I can’t say why I said that. I guess I needed to feel like even though it was obvious that not much could be done for that young boy, much could be done for other patients. And I needed to see that. And I needed to be part of that. To get over the disappointment and the grief that I had witnessed. 

It all just goes back to what Robert Frost had said:

“I can sum up everything I have learnt about life in 3 words:”

It Goes On…..

I guess I have to also be grateful for my life and my health. And the health of those closest to me. It shouldn’t ever be taken for granted

4 Weeks Later

Well, surgery is officially over. And I am exhausted. 

It didn’t really get better. I was still doing ward jobs all day and staying late even though not much was being achieved.

I feel like I haven’t used my brain at all these past 4 weeks. And that’s annoying.

So I am relieved it’s over. But I am concerned for my future years as a house officer when I have to do surgical rotations. My own house officer on this rotation was flustered 90% of the time, and complaining 98% of the time about her job. She would stay later than me and achieve pretty much nothing as well. No patients discharged, scans and tests ordered but not carried out, and an endless amount of paperwork to do.

She also said she hasn’t used her diagnostic skills in the whole time she has been on this rotation. Sigh. Not looking forward to this in the coming years.


I will say that my registrar and my consultants are amazingly nice people. One of my consultants, while I didn’t manage to see him a lot, he was more than happy to talk to me whenever I approached him, even if he were in a great rush. He was happy to do my report and my reference (all 3 required references done! Woohoo now I can relax).

My other consultant also offered to do any assessments I required for me, and thanked me multiple times for my hard work. Though I’m trying to figure out what exactly that was.

And my registrar was the loveliest person in the world who never got tired of answering questions, teaching, making jokes and just being supportive. 

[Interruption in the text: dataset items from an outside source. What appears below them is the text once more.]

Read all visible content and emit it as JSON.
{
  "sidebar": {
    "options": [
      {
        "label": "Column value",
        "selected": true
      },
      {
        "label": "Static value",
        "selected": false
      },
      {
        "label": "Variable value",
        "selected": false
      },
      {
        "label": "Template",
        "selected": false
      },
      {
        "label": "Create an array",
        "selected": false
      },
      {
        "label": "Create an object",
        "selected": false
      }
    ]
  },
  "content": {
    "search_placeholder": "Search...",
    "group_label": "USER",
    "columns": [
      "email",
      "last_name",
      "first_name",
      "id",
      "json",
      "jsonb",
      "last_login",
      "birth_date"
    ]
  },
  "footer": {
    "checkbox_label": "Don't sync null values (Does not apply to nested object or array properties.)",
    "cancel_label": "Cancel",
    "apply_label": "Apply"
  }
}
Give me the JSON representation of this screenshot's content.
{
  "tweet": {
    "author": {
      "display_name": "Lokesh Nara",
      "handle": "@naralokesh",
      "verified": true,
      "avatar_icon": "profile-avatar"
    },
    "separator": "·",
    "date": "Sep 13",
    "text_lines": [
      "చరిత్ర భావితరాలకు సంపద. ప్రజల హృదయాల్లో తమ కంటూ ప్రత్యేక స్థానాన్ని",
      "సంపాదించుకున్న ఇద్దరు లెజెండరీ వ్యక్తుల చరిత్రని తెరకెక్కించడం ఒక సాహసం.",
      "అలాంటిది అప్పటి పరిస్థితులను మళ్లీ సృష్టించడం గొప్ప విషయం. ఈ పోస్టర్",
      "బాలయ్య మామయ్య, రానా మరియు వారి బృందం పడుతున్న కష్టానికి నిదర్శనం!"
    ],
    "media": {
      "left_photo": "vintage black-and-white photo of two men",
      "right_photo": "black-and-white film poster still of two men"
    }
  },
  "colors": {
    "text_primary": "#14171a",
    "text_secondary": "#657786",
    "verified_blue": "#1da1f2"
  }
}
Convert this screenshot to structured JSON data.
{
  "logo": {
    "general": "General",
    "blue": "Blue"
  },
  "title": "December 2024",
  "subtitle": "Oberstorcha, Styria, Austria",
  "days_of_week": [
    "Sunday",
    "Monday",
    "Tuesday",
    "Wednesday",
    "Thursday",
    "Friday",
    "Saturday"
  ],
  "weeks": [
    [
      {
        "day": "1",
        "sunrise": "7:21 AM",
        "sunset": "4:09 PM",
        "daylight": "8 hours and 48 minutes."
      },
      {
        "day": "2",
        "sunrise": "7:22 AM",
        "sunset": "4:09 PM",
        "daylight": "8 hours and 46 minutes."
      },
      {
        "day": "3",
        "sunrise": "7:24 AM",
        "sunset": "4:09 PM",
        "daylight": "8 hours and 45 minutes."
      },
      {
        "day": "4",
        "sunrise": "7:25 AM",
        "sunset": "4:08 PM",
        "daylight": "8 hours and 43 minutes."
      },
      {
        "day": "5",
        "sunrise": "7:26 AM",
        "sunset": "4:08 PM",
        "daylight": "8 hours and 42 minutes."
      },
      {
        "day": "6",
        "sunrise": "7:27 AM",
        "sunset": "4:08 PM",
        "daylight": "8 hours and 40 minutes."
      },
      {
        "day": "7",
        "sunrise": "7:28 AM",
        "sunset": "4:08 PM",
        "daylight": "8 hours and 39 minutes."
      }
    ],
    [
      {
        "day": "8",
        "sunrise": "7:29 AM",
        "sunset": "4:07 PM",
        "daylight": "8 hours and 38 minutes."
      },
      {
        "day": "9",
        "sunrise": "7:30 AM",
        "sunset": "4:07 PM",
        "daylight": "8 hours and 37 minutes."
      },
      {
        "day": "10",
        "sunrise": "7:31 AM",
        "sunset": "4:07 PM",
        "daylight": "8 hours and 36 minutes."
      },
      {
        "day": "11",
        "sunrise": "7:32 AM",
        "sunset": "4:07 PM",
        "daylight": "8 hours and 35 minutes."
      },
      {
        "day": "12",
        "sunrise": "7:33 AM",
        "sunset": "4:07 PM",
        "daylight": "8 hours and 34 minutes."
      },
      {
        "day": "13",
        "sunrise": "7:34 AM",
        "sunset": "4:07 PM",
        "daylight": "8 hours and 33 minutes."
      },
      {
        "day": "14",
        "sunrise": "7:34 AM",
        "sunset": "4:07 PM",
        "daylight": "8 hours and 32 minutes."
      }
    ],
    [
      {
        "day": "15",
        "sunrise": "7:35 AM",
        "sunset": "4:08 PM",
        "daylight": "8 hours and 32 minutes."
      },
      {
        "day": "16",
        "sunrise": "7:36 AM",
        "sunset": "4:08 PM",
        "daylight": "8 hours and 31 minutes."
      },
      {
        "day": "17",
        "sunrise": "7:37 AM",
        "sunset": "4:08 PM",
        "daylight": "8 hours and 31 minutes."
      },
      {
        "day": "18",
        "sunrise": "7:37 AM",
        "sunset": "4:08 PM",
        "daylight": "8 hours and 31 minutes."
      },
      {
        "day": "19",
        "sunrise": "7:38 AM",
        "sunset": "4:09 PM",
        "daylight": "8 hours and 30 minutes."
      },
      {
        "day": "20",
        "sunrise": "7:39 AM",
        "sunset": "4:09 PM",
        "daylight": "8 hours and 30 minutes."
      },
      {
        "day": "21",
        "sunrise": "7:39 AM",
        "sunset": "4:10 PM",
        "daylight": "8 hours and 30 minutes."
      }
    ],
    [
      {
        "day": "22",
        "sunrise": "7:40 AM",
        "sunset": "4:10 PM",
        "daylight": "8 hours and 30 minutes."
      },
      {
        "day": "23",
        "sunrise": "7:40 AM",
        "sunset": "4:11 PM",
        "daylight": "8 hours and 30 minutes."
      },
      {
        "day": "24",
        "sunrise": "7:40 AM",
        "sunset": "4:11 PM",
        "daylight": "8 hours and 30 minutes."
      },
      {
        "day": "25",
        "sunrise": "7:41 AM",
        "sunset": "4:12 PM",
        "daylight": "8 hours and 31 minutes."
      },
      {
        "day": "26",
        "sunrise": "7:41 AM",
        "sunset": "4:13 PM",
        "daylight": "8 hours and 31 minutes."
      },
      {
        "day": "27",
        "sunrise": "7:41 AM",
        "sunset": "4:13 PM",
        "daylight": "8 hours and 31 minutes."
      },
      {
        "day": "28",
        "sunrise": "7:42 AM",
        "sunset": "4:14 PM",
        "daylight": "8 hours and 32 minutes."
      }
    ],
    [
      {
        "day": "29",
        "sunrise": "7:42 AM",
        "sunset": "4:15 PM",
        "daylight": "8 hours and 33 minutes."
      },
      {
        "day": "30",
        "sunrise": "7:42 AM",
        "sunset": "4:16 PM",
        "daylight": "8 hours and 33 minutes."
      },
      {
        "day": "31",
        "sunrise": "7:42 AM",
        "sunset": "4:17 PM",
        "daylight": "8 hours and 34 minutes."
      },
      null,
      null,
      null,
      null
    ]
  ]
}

While the overall rotation was tiring and annoying, I am so grateful to the people on the team for making it bearable. 

Now. Onto ED. Time to turn my brain back on!! 

BRB: Being Grateful

Oh my goodness! One of the things I was stressing about worked out amazingly well!

And I just gotta take a minute to be so grateful! When things work out well, it’s so important to stop and be grateful to the universe and everyone involved.

Ahh so happy! ^^ And uber uber grateful to the universe!!